David Cameron has said he plans to stage a quick Commons vote on extending airstrikes in Syria next week, saying he will make an oral statement to MPs this Thursday and then ask MPs to consider his proposals over the weekend before going to a full debate and vote.
The prime minister told MPs: “I don’t want to bounce the house into this. Members of parliament will be able to take it away, consider it over the weekend, and then we go to having a full day’s debate and proper consideration, and a vote. We shouldn’t take too long over it. Every day that we spend is a day that we’re not getting to grips with the Isil menace.”

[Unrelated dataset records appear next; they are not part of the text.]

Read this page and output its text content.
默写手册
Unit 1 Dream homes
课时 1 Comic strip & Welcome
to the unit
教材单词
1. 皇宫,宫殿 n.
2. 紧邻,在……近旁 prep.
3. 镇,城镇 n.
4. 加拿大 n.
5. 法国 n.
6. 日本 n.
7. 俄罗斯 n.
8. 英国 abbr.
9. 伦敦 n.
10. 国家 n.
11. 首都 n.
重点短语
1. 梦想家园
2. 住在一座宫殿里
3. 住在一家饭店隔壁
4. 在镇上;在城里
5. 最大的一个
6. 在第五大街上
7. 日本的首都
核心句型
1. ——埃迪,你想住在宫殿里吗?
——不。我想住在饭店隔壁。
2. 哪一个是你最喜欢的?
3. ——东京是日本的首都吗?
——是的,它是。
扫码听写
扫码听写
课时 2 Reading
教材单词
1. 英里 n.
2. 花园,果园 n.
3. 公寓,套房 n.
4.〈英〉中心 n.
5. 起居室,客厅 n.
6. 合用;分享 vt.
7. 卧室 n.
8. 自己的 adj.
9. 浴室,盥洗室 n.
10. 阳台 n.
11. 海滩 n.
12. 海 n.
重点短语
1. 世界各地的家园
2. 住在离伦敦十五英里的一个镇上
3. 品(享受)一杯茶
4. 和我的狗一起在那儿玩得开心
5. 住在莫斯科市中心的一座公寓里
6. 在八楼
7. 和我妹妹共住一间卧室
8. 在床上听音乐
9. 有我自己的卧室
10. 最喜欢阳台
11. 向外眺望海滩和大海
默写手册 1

Cameron’s timetable also gives time for the defence secretary, Michael Fallon, to brief individual MPs. Many Labour MPs and probably a majority of the shadow cabinet are open to airstrikes so long as it part of a wider political and diplomatic strategy, including ideally a ceasefire between Syria’s president, Bashar al-Assad, and most rebel forces apart from Isis and al-Nusra front.
Cameron, who visited the site of terrorist attacks in Paris on Monday morning, told MPs that the attacks in Paris showed Isis was not a remote threat thousands of miles away, and it was his firm conviction that Britain should join the air campaign in Syria.
He stressed: “My aim here is to bring together the biggest possible majority across this house for taking the action that I think is necessary.
“And I’m not saying that we will solve this problem simply by crossing a line from Iraq into Syria.
“We’ll solve this problem if we have a political strategy, a diplomatic strategy, a humanitarian strategy.”